C’est au cours de ce mois de mai 2007 que le peuple français s’est donné un nouveau chef, en la personne d’un certain Nicolas Sarkozy. Après un mois d’avril inhabituellement tropical, échauffé par ce que l’on appelle ici une « campagne électorale », c’est donc au courant de ce mois de mai, celui-ci pour la saison plutôt frais (certains parlèrent de douche froide), que ce nouveau « président » fut élu. Étrange coutume d’ailleurs que les habitants de ce pays perpétuent à intervalles plus ou moins réguliers.
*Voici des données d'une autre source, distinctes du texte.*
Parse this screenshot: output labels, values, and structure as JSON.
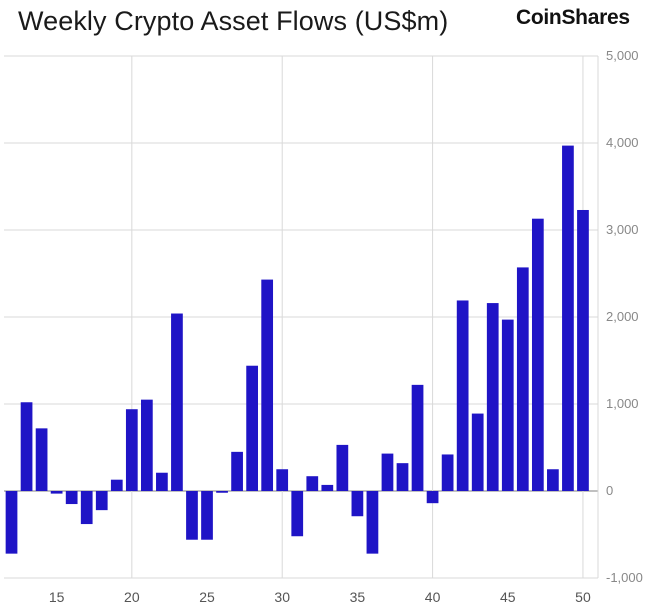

Qu’on en juge plutôt : ce peuple, qui se vante d’avoir tranché la tête à l’un de ses derniers rois, se choisit toujours pour président, peut-être par nostalgie, le plus monarchique de ses candidats. Mieux, il a cette fois-ci, et ce tout à fait librement semble-t-il, désigné celui qui clamait ouvertement vouloir rassembler en ses mains l’ensemble des pouvoirs. Plutôt que « président », sans doute aurait-il fallu nommer « décidant » celui qui possède bien plus de pouvoir qu’aucun de ses homologues du continent. Mais il est vrai que ce peuple français aime à pratiquer la métaphore, comme on le verra tantôt.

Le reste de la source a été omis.